What if, this year, we decide to throw off the toxic lead blanket of our fathers' sins and our mothers' pain?

What if, this year, we decide to embrace the belief that the very fact that we are here means that there is an excellent chance we are supposed to be here?

What if, this year, we decide to stop (or at least minimize) recapitulating and obsessing on past trauma, and take ownership of our immense power to create our own stories instead of allowing ourselves to be defined by theirs? It's never too late to make a shift.
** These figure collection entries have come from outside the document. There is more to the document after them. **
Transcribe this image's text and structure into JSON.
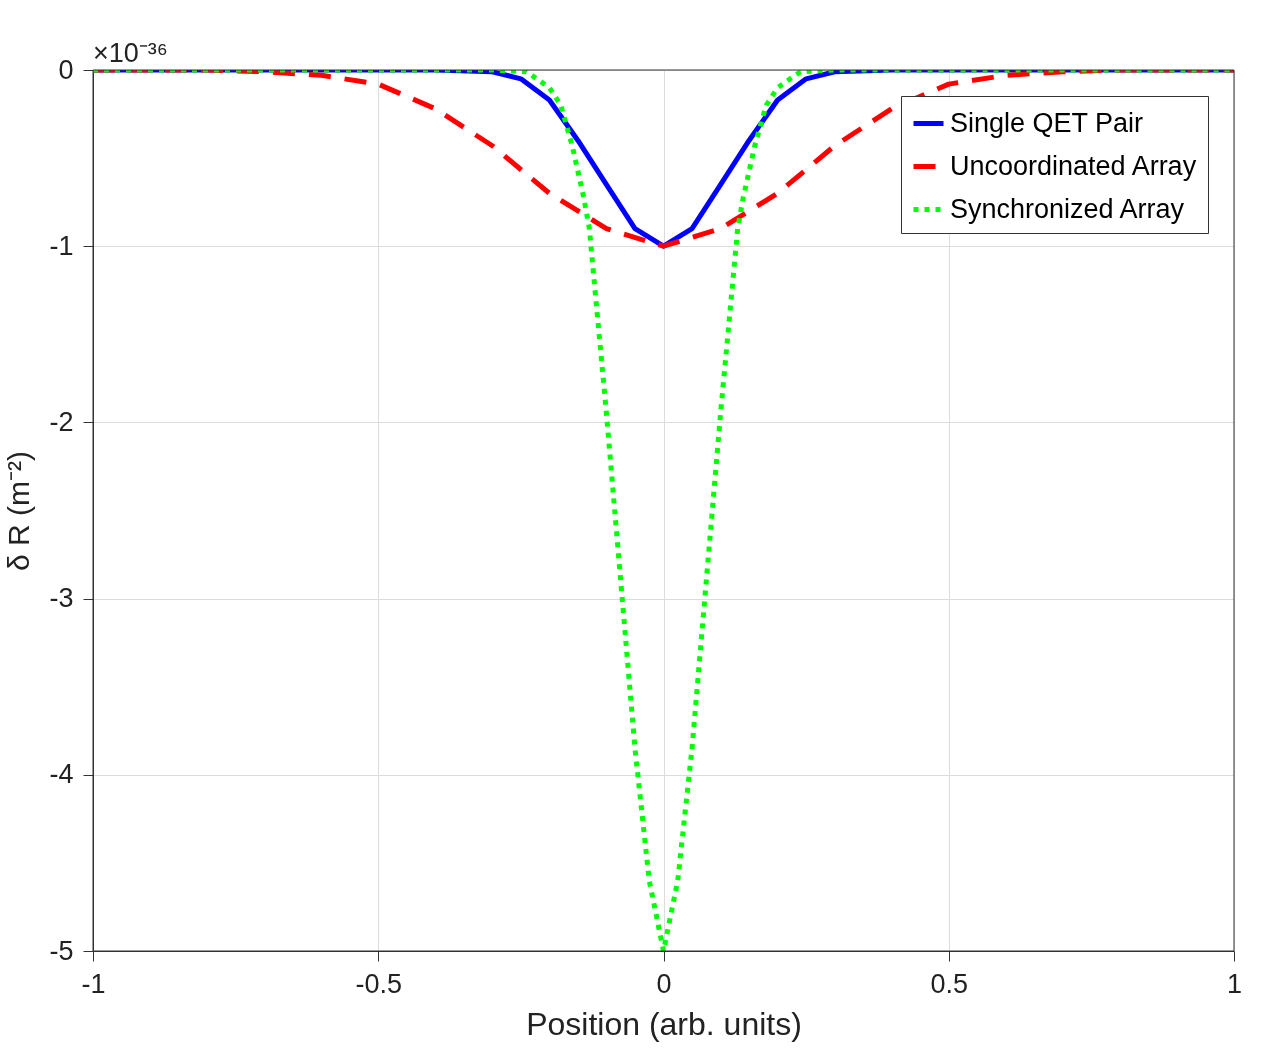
{
  "chart_data": {
    "type": "line",
    "xlabel": "Position (arb. units)",
    "ylabel": "δ R (m⁻²)",
    "annotations": [
      "×10⁻³⁶"
    ],
    "xlim": [
      -1,
      1
    ],
    "ylim": [
      -5,
      0
    ],
    "xticks": [
      -1,
      -0.5,
      0,
      0.5,
      1
    ],
    "yticks": [
      -5,
      -4,
      -3,
      -2,
      -1,
      0
    ],
    "grid": true,
    "legend": "top right",
    "marker": "none",
    "series": [
      {
        "name": "Single QET Pair",
        "color": "#0000ff",
        "line_style": "solid",
        "x": [
          -1,
          -0.4,
          -0.3,
          -0.25,
          -0.2,
          -0.15,
          -0.1,
          -0.05,
          0,
          0.05,
          0.1,
          0.15,
          0.2,
          0.25,
          0.3,
          0.4,
          1
        ],
        "values": [
          0,
          0,
          -0.01,
          -0.05,
          -0.17,
          -0.4,
          -0.65,
          -0.9,
          -1,
          -0.9,
          -0.65,
          -0.4,
          -0.17,
          -0.05,
          -0.01,
          0,
          0
        ]
      },
      {
        "name": "Uncoordinated Array",
        "color": "#ff0000",
        "line_style": "dashed",
        "x": [
          -1,
          -0.8,
          -0.7,
          -0.6,
          -0.5,
          -0.4,
          -0.3,
          -0.2,
          -0.1,
          0,
          0.1,
          0.2,
          0.3,
          0.4,
          0.5,
          0.6,
          0.7,
          0.8,
          1
        ],
        "values": [
          0,
          0,
          -0.01,
          -0.03,
          -0.08,
          -0.22,
          -0.43,
          -0.7,
          -0.9,
          -1,
          -0.9,
          -0.7,
          -0.43,
          -0.22,
          -0.08,
          -0.03,
          -0.01,
          0,
          0
        ]
      },
      {
        "name": "Synchronized Array",
        "color": "#00ff00",
        "line_style": "dotted",
        "x": [
          -1,
          -0.3,
          -0.24,
          -0.2,
          -0.18,
          -0.16,
          -0.14,
          -0.13,
          -0.1,
          -0.075,
          -0.05,
          -0.025,
          0,
          0.025,
          0.05,
          0.075,
          0.1,
          0.13,
          0.14,
          0.16,
          0.18,
          0.2,
          0.24,
          0.3,
          1
        ],
        "values": [
          0,
          0,
          -0.01,
          -0.1,
          -0.2,
          -0.43,
          -0.72,
          -0.9,
          -1.95,
          -2.9,
          -3.85,
          -4.6,
          -5,
          -4.6,
          -3.85,
          -2.9,
          -1.95,
          -0.9,
          -0.72,
          -0.43,
          -0.2,
          -0.1,
          -0.01,
          0,
          0
        ]
      }
    ]
  }
}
What if, this year, we decide to accept the things about the past which we cannot change, treat ourselves with respect, and integrate the gifts with which we have been blessed through both nature and nurture? It's easier said than done, but try taking a first step.

The mere fact of our existence did not destroy someone else's life, as I've been tempted to believe. As one therapist put it to me, "You were a baby. You didn't have that much power over their lives, but you've given their stories far too much power over your life." Wait -- what?!?

The ambiguous, visceral melancholy of Mothers' and Fathers' Day may never completely go away. But we don't have to keep rolling the boulder up the mountain. We don't have to just stand there in the ring, taking punches to (or punching ourselves in) the gut -- unless we choose to do so.